Autor und Regisseur Mike Mills verarbeitet in seinem zweiten Kinofilm ein Stück eigener Lebensgeschichte: Mit Beginners ist ihm eine zartbittere, leicht verschrobene und grundsympathische Komödie geglückt, die nebenbei noch alle möglichen anderen Geschichten erzählt – von einer Ehe, von Homosexualität in den USA oder von Jack-Russell-Terriern.

STANDARD: Das Comingout Ihres Vaters ist der Motor der Erzählung, im Film ist jedoch der Sohn die zentrale Person. Hat sich Ihr Fokus im Verlauf des Projekts verschoben?

Mills: Mein Vater hätte das sicher auch angemerkt! Es war ein bisschen schwer zuzugeben, dass Oliver im Zentrum steht. Aber es war die einzige Form, wie ich über meinen Vater schreiben konnte. Ich hätte nicht in seine Haut schlüpfen können. Und mein Vater und ich hatten plötzlich diese ganzen neuen Gespräche über Beziehungen und Liebesdinge geführt. Dann ist er gestorben, aber für mich war dieser Austausch noch nicht zu Ende. Ich glaube, da habe ich auch mit dem Schreiben begonnen.

STANDARD: Homosexuelle Hauptfiguren sind im US-Kino noch nicht Mainstream.

Mills: Brokeback Mountain, Milk, The Kids Are All Right, mein Film – die bringt alle der gleiche Verleih heraus, der zufällig auch viele schwule Mitarbeiter hat. Es gibt in den USA aber viele populäre TV-Serien mit homosexuellen Figuren, das Fernsehen kann da wohl auch stärker bewusstseinsbildend wirken. Ich habe einfach über meinen Vater geschrieben. Heterozentrismus ist nach wie vor eine sehr reale und negative Sache: Zu meinen, dass Heterosexualität die Norm sei, grundlegend, korrekt, das ist ein giftiger Gedanke – auch für Heteros. Es ist stumpf und uninteressant. Jeder Film, jede TV-Show, die das ein Stück weit verschiebt, ist positiv. Und die Bandbreite der Filme ist inzwischen größer: I Love You Philipp Morris etwa ist eine Satire, mein Film ist viel realistischer.

STANDARD: Ihre Arbeiten waren früher stark von eigentümlich schwebenden Bildern geprägt – von Horizontalfahrten und Zeitlupen. Das scheinen Sie nun ein wenig aufgegeben zu haben.
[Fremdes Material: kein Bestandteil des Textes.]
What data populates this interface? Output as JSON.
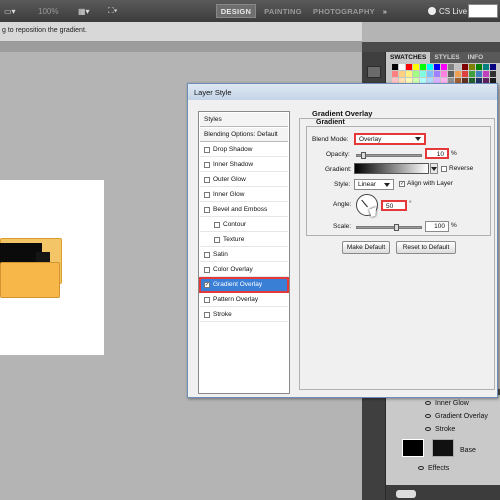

Mills: Für mich sind die Unterschiede nicht so groß. Ich verwende nach wie vor Multiple-Action-Szenen, ich verschneide gern Handlungsstränge ineinander. Aber es gibt Kamerafahrten in den Sequenzen, die in der Vergangenheit spielen, weil ich den Eindruck vermitteln wollte, dass man in seinen Erinnerungen ein wenig gefangen ist, ein bisschen wie auf Schienen. In der Gegenwart haben wir mehr mit Handkamera gearbeitet. Wir haben von oben beleuchtet, der Kameramann hatte viel Spielraum. Ich weiß nicht, ob das Publikum das bewusst wahrnimmt, aber die beiden Ebenen sind sehr unterschiedlich inszeniert: sehr kontrolliert versus sehr entfesselt.

STANDARD: Der Protagonist Oliver legt Storyboards an, ist das auch Ihre Arbeitsweise?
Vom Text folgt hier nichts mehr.